The Ongoing Challenge
The dance is successful in pushing the time, space and energy to extremes and thus creating a dance that walks a path that is uncommon. It is hard as a piece goes into rehearsal to hold onto the uncommoness because our human minds group things into familiar in order to remember them. These movements must remain extreme to retain the power of the piece.
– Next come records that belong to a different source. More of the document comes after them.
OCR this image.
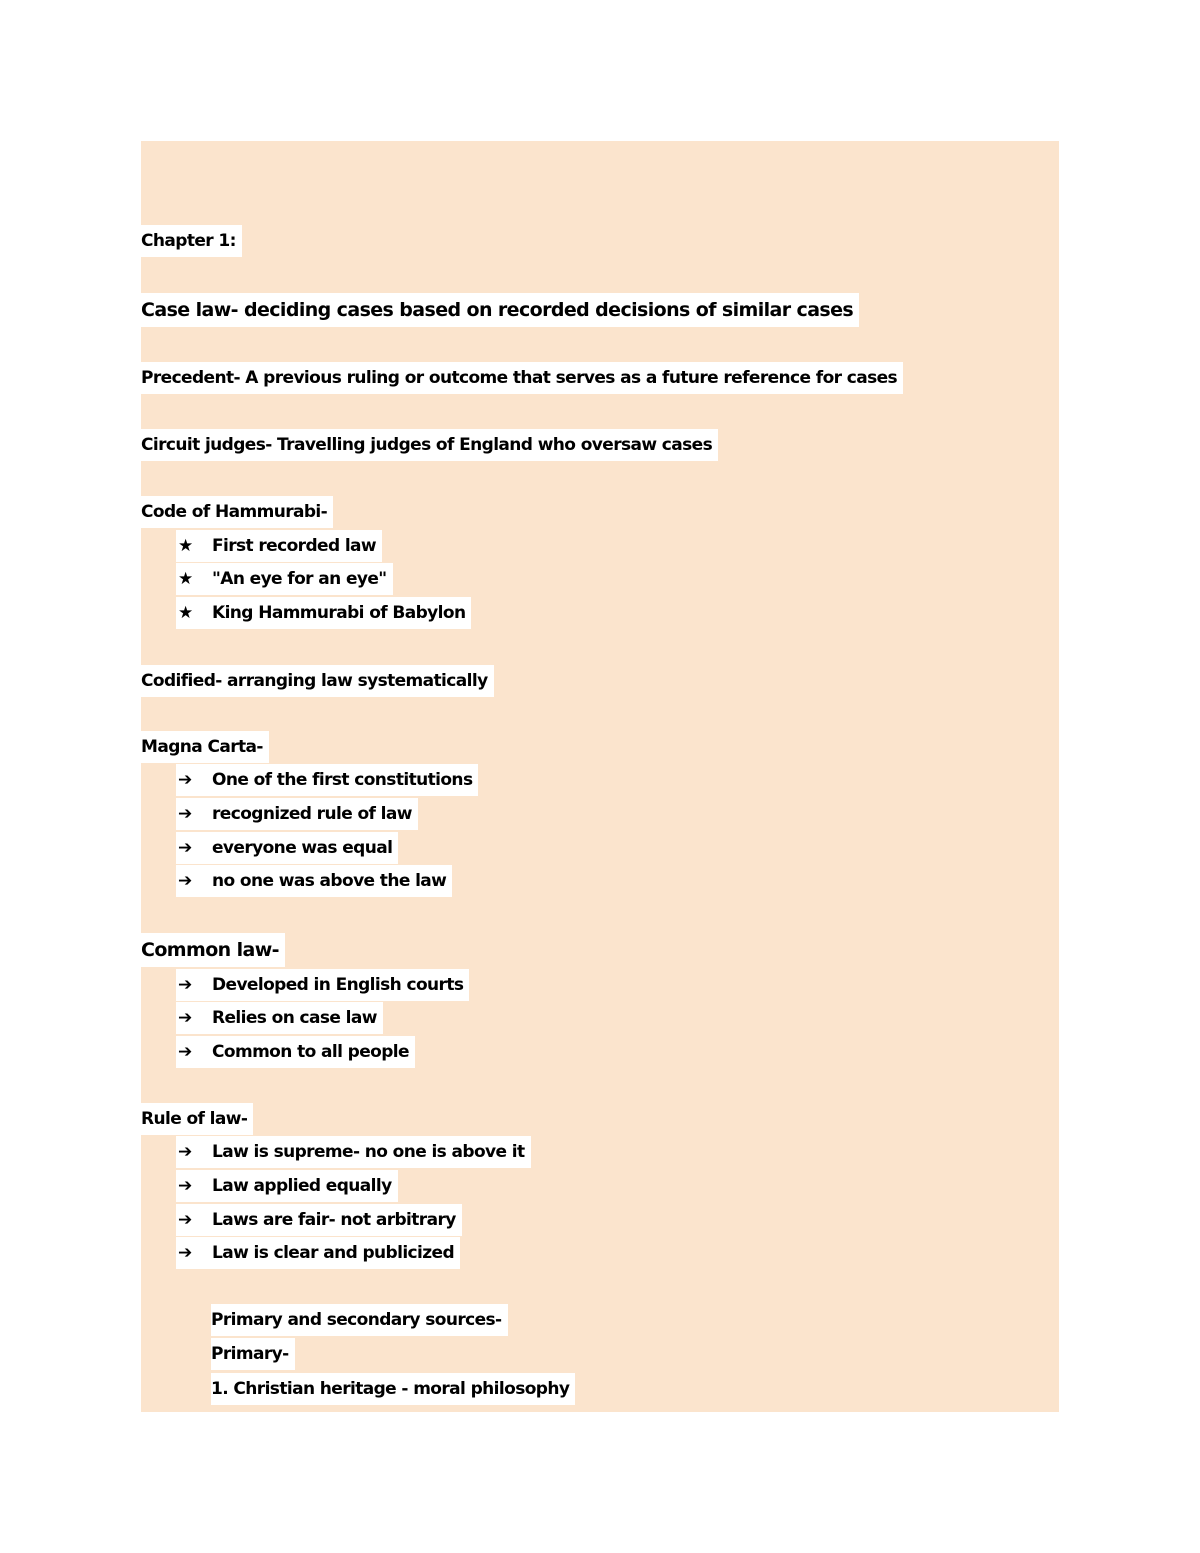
Chapter 1:
Case law- deciding cases based on recorded decisions of similar cases
Precedent- A previous ruling or outcome that serves as a future reference for cases
Circuit judges- Travelling judges of England who oversaw cases
Code of Hammurabi-
★ First recorded law
★ "An eye for an eye"
★ King Hammurabi of Babylon
Codified- arranging law systematically
Magna Carta-
➔ One of the first constitutions
➔ recognized rule of law
➔ everyone was equal
➔ no one was above the law
Common law-
➔ Developed in English courts
➔ Relies on case law
➔ Common to all people
Rule of law-
➔ Law is supreme- no one is above it
➔ Law applied equally
➔ Laws are fair- not arbitrary
➔ Law is clear and publicized
Primary and secondary sources-
Primary-
1. Christian heritage - moral philosophy
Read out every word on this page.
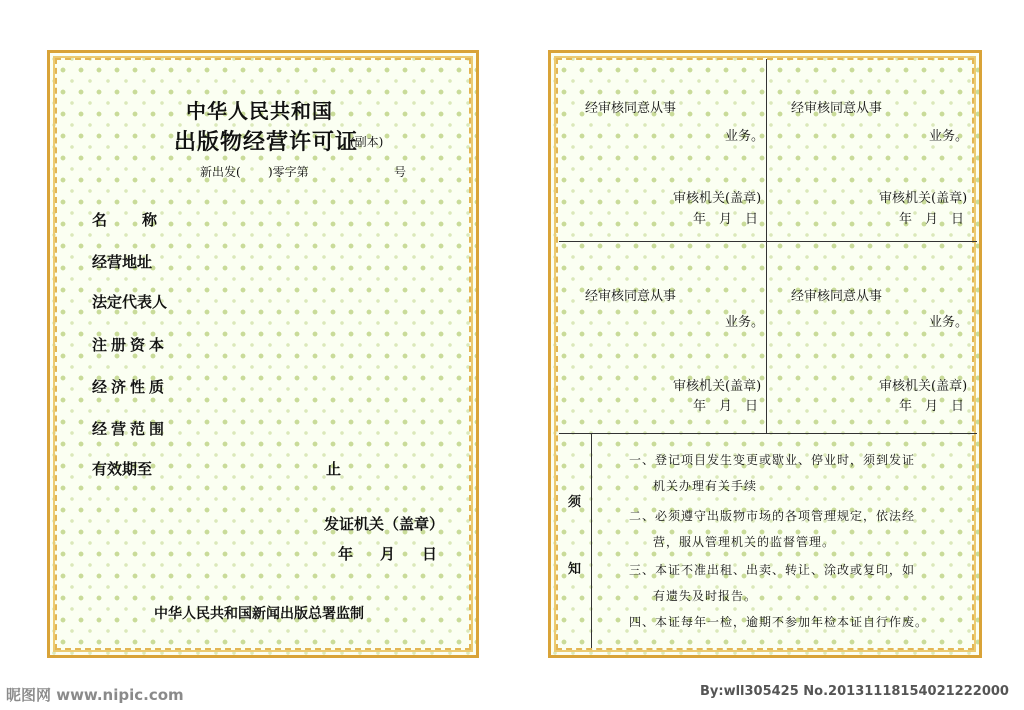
中华人民共和国
出版物经营许可证
(副本)
新出发( )零字第	号
名　称
经营地址
法定代表人
注册资本
经济性质
经营范围
有效期至	止
发证机关（盖章）
年 月 日
中华人民共和国新闻出版总署监制
经审核同意从事
业务。
审核机关(盖章)
年　月　日
经审核同意从事
业务。
审核机关(盖章)
年　月　日
经审核同意从事
业务。
审核机关(盖章)
年　月　日
经审核同意从事
业务。
审核机关(盖章)
年　月　日
须
知
一、登记项目发生变更或歇业、停业时，须到发证
机关办理有关手续
二、必须遵守出版物市场的各项管理规定，依法经
营，服从管理机关的监督管理。
三、本证不准出租、出卖、转让、涂改或复印，如
有遗失及时报告。
四、本证每年一检，逾期不参加年检本证自行作废。
昵图网 www.nipic.com	By:wll305425 No.20131118154021222000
Now, as they take the piece to rehearse it will be important that they contunally recall:

• the core motivation for the movements (spine, head, shoulders, pelvis)
• the risk of taking the time to the extreme of slow with the intensity of bound tension
• the moments where bursts of movement surprise the viewer (quick, forceful)
• the manner of creating a guesture that appears to be motivated from outside one's own body (time signature quick to slow)

and of course, each run through should conquer any exptra steps or shifts of weight and should polish any partnering moments that have not captured complete and powerful flow.

What a please it has been to work with this company. I have to say that their director, Kenneth Balint, is training them in the manner of professionalism, open minds and strong bodies that will make these dancers ideal candidates for whatever they choose to accomplish in dance!

1 comment:

TheresaL said...

I don't think we could forget what you taught us if we tried! Thank you so much. I really appreciate the opportunity and the knowledge you shared with us, Anandha. I don't think I've fully comprehended the emotional connection all of us dancers achieved this weekend; with each other, with you, with the few people who did get to witness our progress! It was such a whirlwind of creation, authentic creation. Our bodies gave the piece a unified voice and you put us in motion. Thank you.